My hunt for a recipe that used up applesauce all began when my husband and I found out that he was going to be unemployed for an indeterminate amount of time. “Necessity is the mother of invention.” I knew I was able to buy fresh apples from Allred Orchards at a steep discount, so the next question was what to do with these apples. Well one easy solution was to make jars and jars of applesauce. We now have jars and jars of applesauce. Actually too many jars of applesauce that it isn’t feasible to think we’ll just eat the applesauce. I needed a reliable recipe and “stat”! I found an applesauce muffin recipe on the Simple As That blog that completely solved my applesauce abundance problem. Given the size of my applesauce jars (pint mason jars), I’ve been doubling the recipe.
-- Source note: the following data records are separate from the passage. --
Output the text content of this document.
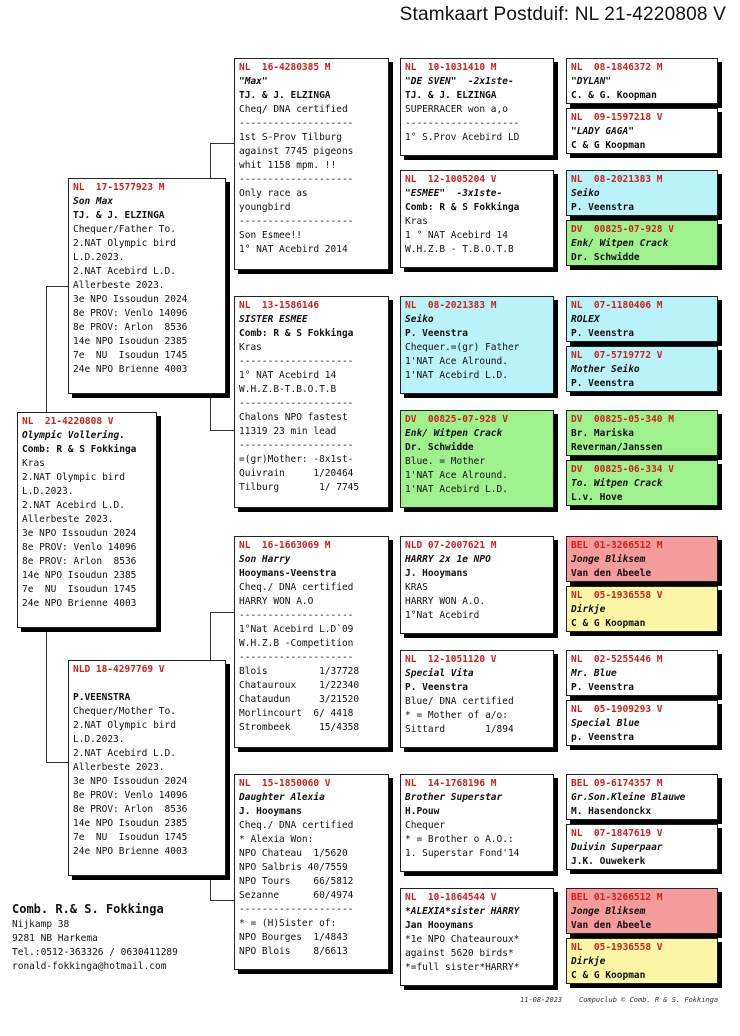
Stamkaart Postduif: NL 21-4220808 V
NL  21-4220808 V
Olympic Vollering.
Comb: R & S Fokkinga
Kras
2.NAT Olympic bird
L.D.2023.
2.NAT Acebird L.D.
Allerbeste 2023.
3e NPO Issoudun 2024
8e PROV: Venlo 14096
8e PROV: Arlon  8536
14e NPO Isoudun 2385
7e  NU  Isoudun 1745
24e NPO Brienne 4003
NL  17-1577923 M
Son Max
TJ. & J. ELZINGA
Chequer/Father To.
2.NAT Olympic bird
L.D.2023.
2.NAT Acebird L.D.
Allerbeste 2023.
3e NPO Issoudun 2024
8e PROV: Venlo 14096
8e PROV: Arlon  8536
14e NPO Isoudun 2385
7e  NU  Isoudun 1745
24e NPO Brienne 4003
NLD 18-4297769 V
P.VEENSTRA
Chequer/Mother To.
2.NAT Olympic bird
L.D.2023.
2.NAT Acebird L.D.
Allerbeste 2023.
3e NPO Issoudun 2024
8e PROV: Venlo 14096
8e PROV: Arlon  8536
14e NPO Isoudun 2385
7e  NU  Isoudun 1745
24e NPO Brienne 4003
NL  16-4280385 M
"Max"
TJ. & J. ELZINGA
Cheq/ DNA certified
--------------------
1st S-Prov Tilburg
against 7745 pigeons
whit 1158 mpm. !!
--------------------
Only race as
youngbird
--------------------
Son Esmee!!
1° NAT Acebird 2014
NL  13-1586146
SISTER ESMEE
Comb: R & S Fokkinga
Kras
--------------------
1° NAT Acebird 14
W.H.Z.B-T.B.O.T.B
--------------------
Chalons NPO fastest
11319 23 min lead
--------------------
=(gr)Mother: -8x1st-
Quivrain     1/20464
Tilburg       1/ 7745
NL  16-1663069 M
Son Harry
Hooymans-Veenstra
Cheq./ DNA certified
HARRY WON A.O
--------------------
1°Nat Acebird L.D`09
W.H.Z.B -Competition
--------------------
Blois         1/37728
Chatauroux    1/22340
Chataudun     3/21520
Morlincourt  6/ 4418
Strombeek     15/4358
NL  15-1850060 V
Daughter Alexia
J. Hooymans
Cheq./ DNA certified
* Alexia Won:
NPO Chateau  1/5620
NPO Salbris 40/7559
NPO Tours    66/5812
Sezanne      60/4974
--------------------
* = (H)Sister of:
NPO Bourges  1/4843
NPO Blois    8/6613
NL  10-1031410 M
"DE SVEN"  -2x1ste-
TJ. & J. ELZINGA
SUPERRACER won a,o
--------------------
1° S.Prov Acebird LD
NL  12-1005204 V
"ESMEE"  -3x1ste-
Comb: R & S Fokkinga
Kras
1 ° NAT Acebird 14
W.H.Z.B - T.B.O.T.B
NL  08-2021383 M
Seiko
P. Veenstra
Chequer.=(gr) Father
1'NAT Ace Alround.
1'NAT Acebird L.D.
DV  00825-07-928 V
Enk/ Witpen Crack
Dr. Schwidde
Blue. = Mother
1'NAT Ace Alround.
1'NAT Acebird L.D.
NLD 07-2007621 M
HARRY 2x 1e NPO
J. Hooymans
KRAS
HARRY WON A.O.
1°Nat Acebird
NL  12-1051120 V
Special Vita
P. Veenstra
Blue/ DNA certified
* = Mother of a/o:
Sittard       1/894
NL  14-1768196 M
Brother Superstar
H.Pouw
Chequer
* = Brother o A.O.:
1. Superstar Fond'14
NL  10-1864544 V
*ALEXIA*sister HARRY
Jan Hooymans
*1e NPO Chateauroux*
against 5620 birds*
*=full sister*HARRY*
NL  08-1846372 M
"DYLAN"
C. & G. Koopman
NL  09-1597218 V
"LADY GAGA"
C & G Koopman
NL  08-2021383 M
Seiko
P. Veenstra
DV  00825-07-928 V
Enk/ Witpen Crack
Dr. Schwidde
NL  07-1180406 M
ROLEX
P. Veenstra
NL  07-5719772 V
Mother Seiko
P. Veenstra
DV  00825-05-340 M
Br. Mariska
Reverman/Janssen
DV  00825-06-334 V
To. Witpen Crack
L.v. Hove
BEL 01-3266512 M
Jonge Bliksem
Van den Abeele
NL  05-1936558 V
Dirkje
C & G Koopman
NL  02-5255446 M
Mr. Blue
P. Veenstra
NL  05-1909293 V
Special Blue
p. Veenstra
BEL 09-6174357 M
Gr.Son.Kleine Blauwe
M. Hasendonckx
NL  07-1847619 V
Duivin Superpaar
J.K. Ouwekerk
BEL 01-3266512 M
Jonge Bliksem
Van den Abeele
NL  05-1936558 V
Dirkje
C & G Koopman
Comb. R.& S. Fokkinga
Nijkamp 38
9281 NB Harkema
Tel.:0512-363326 / 0630411289
ronald-fokkinga@hotmail.com
11-08-2023    Compuclub © Comb. R & S. Fokkinga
- 1 cup unsalted butter, at room temperature
- 1 cup granulated sugar
- 4 large eggs
- 1 1/2 cups raw applesauce
- 3 1/2 cups all purpose flour
- 2 tablespoons baking powder
- 1 teaspoon salt
- 1/2 cup unsalted butter, melted
- 3/4 cup granulated sugar
- 1 teaspoon cinnamon
- Preheat oven to 350ºF (since I live at 5,000 feet I add an extra 5ºF).
- Cream butter and sugar.
- Beat in eggs one at a time until fluffy.
- Add applesauce and mix.
- In a separate bowl, combine flour, baking powder, and salt.
- Slowly mix the dry ingredients into the wet ingredients.
- Line two 12-cup muffin / cupcake pans with baking cups.
- Add dough to muffin tins, using a #20 (1.75 oz / 3.5 tablespoons) scooper.
- Bake for approximately 25 minutes or until golden.
- While the muffins are still warm, dip in melted butter and then in the cinnamon sugar mixture.
- Devour uncontrollably.
- Now if you don’t plan on eating all the muffins at once, they’ll keep in your freezer.